Sometimes we find the warmest tones in the “coldest” music. A prime example of this is side two of David Bowie’s Low album. In 1977, the four-song suite of “Warzawa,“ “Art Decade,“ “Weeping Wall,“ and “Subterraneans” seemed designed to put as much distance as possible between the artist and his fans. These songs would never be played on the radio, or in the clubs for that matter. For some, it seemed that the music was a deliberate slap in the face. It was only with time that we began to understand what Bowie was doing, and how strongly he was influenced by German bands such as Cluster and Neu.
Those who stayed with Low would discover the beauty of the melodies, and come to understand the depth of his artistic vision.
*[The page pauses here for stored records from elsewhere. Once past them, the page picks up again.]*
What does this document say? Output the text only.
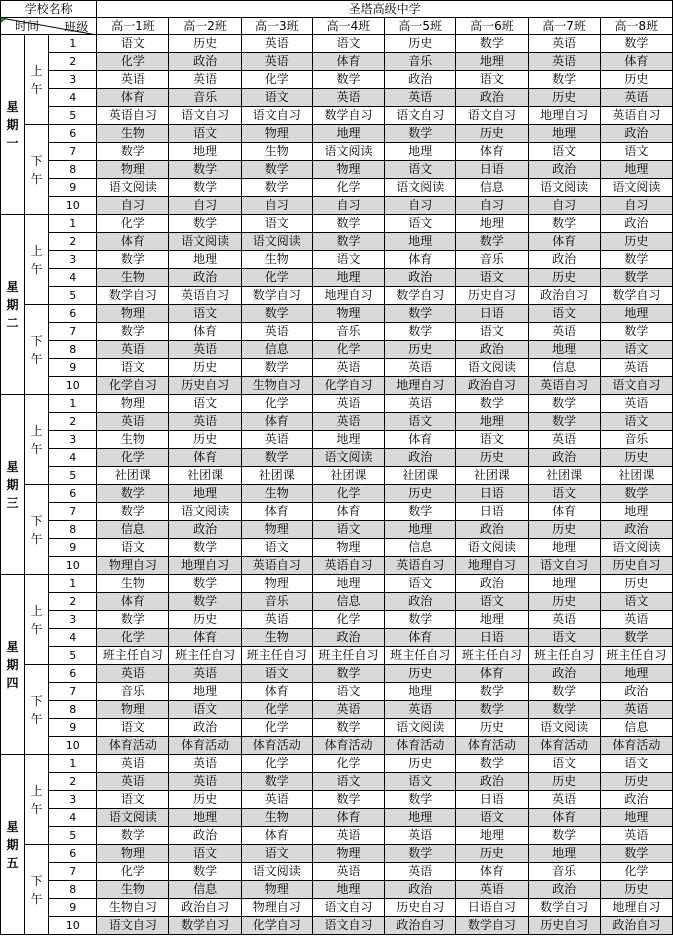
学校名称			圣塔高级中学							

时间 班级			高一1班	高一2班	高一3班	高一4班	高一5班	高一6班	高一7班	高一8班
星
期
一	上
午	1	语文	历史	英语	语文	历史	数学	英语	数学
		2	化学	政治	英语	体育	音乐	地理	英语	体育
		3	英语	英语	化学	数学	政治	语文	数学	历史
		4	体育	音乐	语文	英语	英语	政治	历史	英语
		5	英语自习	语文自习	语文自习	数学自习	语文自习	语文自习	地理自习	英语自习
	下
午	6	生物	语文	物理	地理	数学	历史	地理	政治
		7	数学	地理	生物	语文阅读	地理	体育	语文	语文
		8	物理	数学	数学	物理	语文	日语	政治	地理
		9	语文阅读	数学	数学	化学	语文阅读	信息	语文阅读	语文阅读
		10	自习	自习	自习	自习	自习	自习	自习	自习
星
期
二	上
午	1	化学	数学	语文	数学	语文	地理	数学	政治
		2	体育	语文阅读	语文阅读	数学	地理	数学	体育	历史
		3	数学	地理	生物	语文	体育	音乐	政治	数学
		4	生物	政治	化学	地理	政治	语文	历史	数学
		5	数学自习	英语自习	数学自习	地理自习	数学自习	历史自习	政治自习	数学自习
	下
午	6	物理	语文	数学	物理	数学	日语	语文	地理
		7	数学	体育	英语	音乐	数学	语文	英语	数学
		8	英语	英语	信息	化学	历史	政治	地理	语文
		9	语文	历史	数学	英语	英语	语文阅读	信息	英语
		10	化学自习	历史自习	生物自习	化学自习	地理自习	政治自习	英语自习	语文自习
星
期
三	上
午	1	物理	语文	化学	英语	英语	数学	数学	英语
		2	英语	英语	体育	英语	语文	地理	数学	语文
		3	生物	历史	英语	地理	体育	语文	英语	音乐
		4	化学	体育	数学	语文阅读	政治	历史	政治	历史
		5	社团课	社团课	社团课	社团课	社团课	社团课	社团课	社团课
	下
午	6	数学	地理	生物	化学	历史	日语	语文	数学
		7	数学	语文阅读	体育	体育	数学	日语	体育	地理
		8	信息	政治	物理	语文	地理	政治	历史	政治
		9	语文	数学	语文	物理	信息	语文阅读	地理	语文阅读
		10	物理自习	地理自习	英语自习	英语自习	英语自习	地理自习	语文自习	历史自习
星
期
四	上
午	1	生物	数学	物理	地理	语文	政治	地理	历史
		2	体育	数学	音乐	信息	政治	语文	历史	语文
		3	数学	历史	英语	化学	数学	地理	英语	英语
		4	化学	体育	生物	政治	体育	日语	语文	数学
		5	班主任自习	班主任自习	班主任自习	班主任自习	班主任自习	班主任自习	班主任自习	班主任自习
	下
午	6	英语	英语	语文	数学	历史	体育	政治	地理
		7	音乐	地理	体育	语文	地理	数学	数学	政治
		8	物理	语文	化学	英语	英语	数学	数学	英语
		9	语文	政治	化学	数学	语文阅读	历史	语文阅读	信息
		10	体育活动	体育活动	体育活动	体育活动	体育活动	体育活动	体育活动	体育活动
星
期
五	上
午	1	英语	英语	化学	化学	历史	数学	语文	语文
		2	英语	英语	数学	语文	语文	政治	历史	历史
		3	语文	历史	英语	数学	数学	日语	英语	政治
		4	语文阅读	地理	生物	体育	地理	语文	体育	地理
		5	数学	政治	体育	英语	英语	地理	数学	英语
	下
午	6	物理	语文	语文	物理	数学	历史	地理	数学
		7	化学	数学	语文阅读	英语	英语	体育	音乐	化学
		8	生物	信息	物理	地理	政治	英语	政治	历史
		9	生物自习	政治自习	物理自习	语文自习	历史自习	日语自习	数学自习	地理自习
		10	语文自习	数学自习	化学自习	语文自习	政治自习	数学自习	历史自习	政治自习
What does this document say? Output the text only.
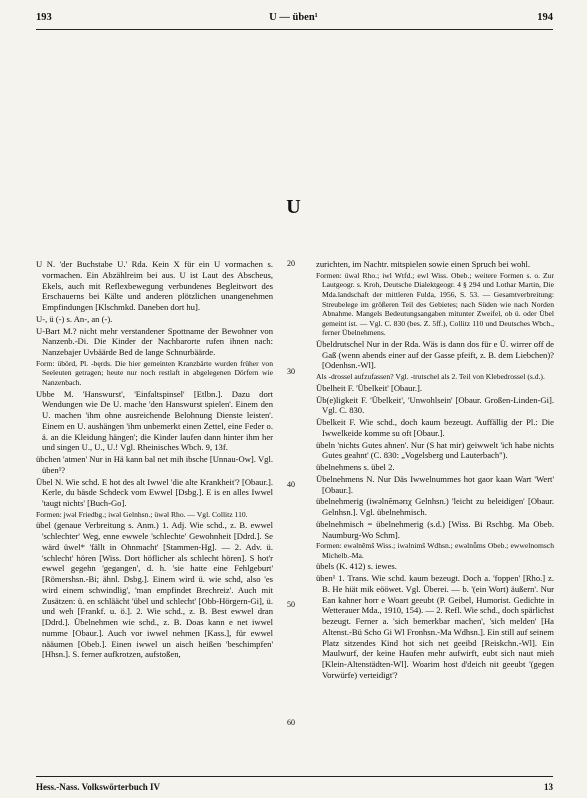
193	U — üben¹	194
U

U N. 'der Buchstabe U.' Rda. Kein X für ein U vormachen s. vormachen. Ein Abzählreim bei aus. U ist Laut des Abscheus, Ekels, auch mit Reflexbewegung verbundenes Begleitwort des Erschauerns bei Kälte und anderen plötzlichen unangenehmen Empfindungen [Klschmkd. Daneben dort hu].

U-, ü (-) s. An-, an (-).

U-Bart M.? nicht mehr verstandener Spottname der Bewohner von Nanzenb.-Di. Die Kinder der Nachbarorte rufen ihnen nach: Nanzebajer Uvbäärde Bed de lange Schnurbäärde.

Form: übörd, Pl. -bęrds. Die hier gemeinten Kranzbärte wurden früher von Seeleuten getragen; heute nur noch restlaft in abgelegenen Dörfern wie Nanzenbach.

Ubbe M. 'Hanswurst', 'Einfaltspinsel' [Etlbn.]. Dazu dort Wendungen wie De U. mache 'den Hanswurst spielen'. Einem den U. machen 'ihm ohne ausreichende Belohnung Dienste leisten'. Einem en U. aushängen 'ihm unbemerkt einen Zettel, eine Feder o. ä. an die Kleidung hängen'; die Kinder laufen dann hinter ihm her und singen U., U., U.! Vgl. Rheinisches Wbch. 9, 13f.

übchen 'atmen' Nur in Hä kann bal net mih ibsche [Unnau-Ow]. Vgl. üben¹?

Übel N. Wie schd. E hot des alt Iwwel 'die alte Krankheit'? [Obaur.]. Kerle, du bäsde Schdeck vom Ewwel [Dsbg.]. E is en alles Iwwel 'taugt nichts' [Buch-Go].

Formen: jwəl Friedbg.; iwəl Gelnhsn.; üwəl Rho. — Vgl. Collitz 110.

übel (genaue Verbreitung s. Anm.) 1. Adj. Wie schd., z. B. ewwel 'schlechter' Weg, enne ewwele 'schlechte' Gewohnheit [Ddrd.]. Se wärd üwel* 'fällt in Ohnmacht' [Stammen-Hg]. — 2. Adv. ü. 'schlecht' hören [Wiss. Dort höflicher als schlecht hören]. S hot'r ewwel gegehn 'gegangen', d. h. 'sie hatte eine Fehlgeburt' [Römershsn.-Bi; ähnl. Dsbg.]. Einem wird ü. wie schd, also 'es wird einem schwindlig', 'man empfindet Brechreiz'. Auch mit Zusätzen: ü. en schläächt 'übel und schlecht' [Obb-Hörgern-Gi], ü. und weh [Frankf. u. ö.]. 2. Wie schd., z. B. Best ewwel dran [Ddrd.]. Übelnehmen wie schd., z. B. Doas kann e net iwwel numme [Obaur.]. Auch vor iwwel nehmen [Kass.], für ewwel nääumen [Obeb.]. Einen iwwel un aisch heißen 'beschimpfen' [Hhsn.]. S. ferner aufkrotzen, aufstoßen,

20
30
40
50
60

zurichten, im Nachtr. mitspielen sowie einen Spruch bei wohl.

Formen: üwəl Rho.; iwl Wtfd.; ewl Wiss. Obeb.; weitere Formen s. o. Zur Lautgeogr. s. Kroh, Deutsche Dialektgeogr. 4 § 294 und Lothar Martin, Die Mda.landschaft der mittleren Fulda, 1956, S. 53. — Gesamtverbreitung: Streubelege im größeren Teil des Gebietes; nach Süden wie nach Norden Abnahme. Mangels Bedeutungsangaben mitunter Zweifel, ob ü. oder Übel gemeint ist. — Vgl. C. 830 (bes. Z. 5ff.), Collitz 110 und Deutsches Wbch., ferner Übelnehmens.

Übeldrutschel Nur in der Rda. Wäs is dann dos für e Ü. wirrer off de Gaß (wenn abends einer auf der Gasse pfeift, z. B. dem Liebchen)? [Odenhsn.-Wl].

Als -drossel aufzufassen? Vgl. -trutschel als 2. Teil von Klebedrossel (s.d.).

Übelheit F. 'Übelkeit' [Obaur.].

Üb(e)ligkeit F. 'Übelkeit', 'Unwohlsein' [Obaur. Großen-Linden-Gi]. Vgl. C. 830.

Übelkeit F. Wie schd., doch kaum bezeugt. Auffällig der Pl.: Die Iwwelkeide komme su oft [Obaur.].

übeln 'nichts Gutes ahnen'. Nur (S hat mir) geiwwelt 'ich habe nichts Gutes geahnt' (C. 830: „Vogelsberg und Lauterbach").

übelnehmens s. übel 2.

Übelnehmens N. Nur Däs Iwwelnummes hot gaor kaan Wart 'Wert' [Obaur.].

übelnehmerig (iwəlnēmərıχ Gelnhsn.) 'leicht zu beleidigen' [Obaur. Gelnhsn.]. Vgl. übelnehmisch.

übelnehmisch = übelnehmerig (s.d.) [Wiss. Bi Rschbg. Ma Obeb. Naumburg-Wo Schm].

Formen: ewəlnēmš Wiss.; iwəlnimš Wdhsn.; ewəlnǖms Obeb.; ewwelnomsch Michelb.-Ma.

übels (K. 412) s. iewes.

üben¹ 1. Trans. Wie schd. kaum bezeugt. Doch a. 'foppen' [Rho.] z. B. He hiät mik eööwet. Vgl. Überei. — b. '(ein Wort) äußern'. Nur Ean kahner horr e Woart geeubt (P. Geibel, Humorist. Gedichte in Wetterauer Mda., 1910, 154). — 2. Refl. Wie schd., doch spärlichst bezeugt. Ferner a. 'sich bemerkbar machen', 'sich melden' [Ha Altenst.-Bü Scho Gi Wl Fronhsn.-Ma Wdhsn.]. Ein still auf seinem Platz sitzendes Kind hot sich net geeibd [Reiskchn.-Wl]. Ein Maulwurf, der keine Haufen mehr aufwirft, eubt sich naut mieh [Klein-Altenstädten-Wl]. Woarim host d'deich nit geeubt '(gegen Vorwürfe) verteidigt'?

Hess.-Nass. Volkswörterbuch IV	13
This is the path Christiaan Virant has taken for his solo debut, Fistful of Buddha. The nine instrumental tracks that make up the disc combine for a very effective East-meets-West amalgamation. There is the tangible, or the “fistful,” and there is the intangible, or the “Buddha.” By combining them, Virant has produced a work of marvelous complexity.
The artist was born in Beijing, but has spent a significant amount of time in Europe. His compositions reflect the two cultures, but not in ways that are always obvious. There is a calm, “Zen” quality to the album, but outside of “Do Better,” I do not hear much of what one might consider “Chinese music.” It is the sound of the drone that predominates, a tone which is mostly associated with Indian classical music, yet has been used to great effect here.
The disc opens with “Title Sequence,” which gives one the mistaken impression that this is to be something of a “space-rock” excursion. “Title Sequence” had me thinking of the quieter moments of Pink Floyd classics such as Dark Side of the Moon or Wish You Were Here. To be honest, if the album had continued in that vein, I would not have complained. But there is much more to come, and “Title Sequence” is just one of nine very distinct pieces.